Cerca

logo
REVIEWSLE RECENSIONI
Everything’s Alive
Slowdive
2023  (Dead Oceans)
IL DISCO DELLA SETTIMANA INDIE ROCK ALTERNATIVE
8/10
all REVIEWS
04/09/2023
Slowdive
Everything’s Alive
"Everything’s Alive" è il disco in cui gli Slowdive ritrovano in pieno il suono del passato e lo ripropongono quasi del tutto immutato, fatta salva la sintonia sonora con la contemporaneità. Un ottimo ritorno, forse più ispirato del suo predecessore, che a dispetto del periodo cupo in cui è stato composto sembra dirci che ci sono un sacco di motivi per vivere la vita.

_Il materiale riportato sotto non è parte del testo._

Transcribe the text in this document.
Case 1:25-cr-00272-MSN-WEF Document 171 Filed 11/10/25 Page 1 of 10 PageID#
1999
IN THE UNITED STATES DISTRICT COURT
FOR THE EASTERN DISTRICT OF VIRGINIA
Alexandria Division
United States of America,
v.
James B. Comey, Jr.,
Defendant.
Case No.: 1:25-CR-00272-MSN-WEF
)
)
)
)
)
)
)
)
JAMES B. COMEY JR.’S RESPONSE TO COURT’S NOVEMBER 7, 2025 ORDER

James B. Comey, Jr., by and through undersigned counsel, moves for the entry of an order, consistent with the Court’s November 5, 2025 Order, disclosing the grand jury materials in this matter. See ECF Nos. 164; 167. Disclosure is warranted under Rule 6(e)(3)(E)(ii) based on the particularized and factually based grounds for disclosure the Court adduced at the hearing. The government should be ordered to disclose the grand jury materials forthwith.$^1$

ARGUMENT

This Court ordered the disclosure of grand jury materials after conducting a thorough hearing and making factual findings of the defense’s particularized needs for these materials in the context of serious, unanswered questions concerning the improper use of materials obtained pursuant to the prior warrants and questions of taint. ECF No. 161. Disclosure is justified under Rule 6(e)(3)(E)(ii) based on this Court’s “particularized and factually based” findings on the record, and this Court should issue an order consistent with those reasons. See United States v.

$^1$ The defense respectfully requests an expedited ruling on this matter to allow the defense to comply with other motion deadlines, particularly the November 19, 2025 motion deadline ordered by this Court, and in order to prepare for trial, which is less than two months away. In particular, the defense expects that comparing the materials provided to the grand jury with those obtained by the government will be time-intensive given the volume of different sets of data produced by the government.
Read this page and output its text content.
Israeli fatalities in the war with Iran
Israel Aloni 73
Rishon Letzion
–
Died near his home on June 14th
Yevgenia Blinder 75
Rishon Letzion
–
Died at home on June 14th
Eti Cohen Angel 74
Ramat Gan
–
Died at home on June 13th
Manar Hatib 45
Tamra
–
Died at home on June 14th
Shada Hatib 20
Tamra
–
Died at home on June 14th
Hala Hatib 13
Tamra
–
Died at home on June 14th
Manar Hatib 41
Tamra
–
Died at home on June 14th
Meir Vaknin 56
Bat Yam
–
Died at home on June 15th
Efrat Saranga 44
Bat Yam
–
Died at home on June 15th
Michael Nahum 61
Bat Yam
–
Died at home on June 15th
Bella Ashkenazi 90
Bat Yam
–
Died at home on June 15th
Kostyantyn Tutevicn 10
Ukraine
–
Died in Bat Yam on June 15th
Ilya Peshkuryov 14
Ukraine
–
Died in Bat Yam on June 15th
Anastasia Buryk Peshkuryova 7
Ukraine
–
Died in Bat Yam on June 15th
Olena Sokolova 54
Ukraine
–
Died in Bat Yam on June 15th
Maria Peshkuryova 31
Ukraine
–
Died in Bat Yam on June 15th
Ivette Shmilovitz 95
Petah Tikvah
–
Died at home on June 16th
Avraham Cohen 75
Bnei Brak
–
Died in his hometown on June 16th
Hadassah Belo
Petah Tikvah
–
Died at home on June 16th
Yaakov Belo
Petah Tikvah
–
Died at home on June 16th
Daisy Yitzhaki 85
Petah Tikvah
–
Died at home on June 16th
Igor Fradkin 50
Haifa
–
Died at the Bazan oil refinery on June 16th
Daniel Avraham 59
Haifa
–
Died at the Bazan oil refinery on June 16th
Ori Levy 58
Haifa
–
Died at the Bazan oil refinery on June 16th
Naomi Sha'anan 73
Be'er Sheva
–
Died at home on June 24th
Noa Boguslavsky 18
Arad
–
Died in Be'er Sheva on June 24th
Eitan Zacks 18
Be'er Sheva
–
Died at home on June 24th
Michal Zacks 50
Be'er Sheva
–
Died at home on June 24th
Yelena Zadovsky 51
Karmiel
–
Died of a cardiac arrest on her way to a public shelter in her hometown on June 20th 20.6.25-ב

La storia recente degli Slowdive è figlia dell’ondata nostalgica che ci ha colpiti nell’ultimo decennio, per cui quasi tutte le band che siano state attive anche solo per un disco tra ’80 e ’90, sono tornate sulla scena nel tentativo di raccogliere frutti che all’epoca erano stati negati o di cui avevano goduto troppo poco.

Il quintetto di Reading non se l’era passata poi malissimo: due dischi meravigliosi, il plauso della critica, un certo successo commerciale (si fa per dire), l’etichetta di “padrini dello Shoegaze” affibbiata loro da più parti, sono stati per una manciata di anni molto più di un gruppo di culto. Con Pygmalion, datato 1995, è finito tutto (anche per problemi famigliari di Rachel Goswell) ed è davvero difficile pensare che li avremmo rivisti, se la tendenza generale non fosse stata quella di rivolgersi prepotentemente al passato.

Slowdive, nel 2017, era stato un ritorno convincente, la certificazione che c’era ancora tanta voglia di dire qualcosa, non solo di riunirsi sul palco per suonare i vecchi successi.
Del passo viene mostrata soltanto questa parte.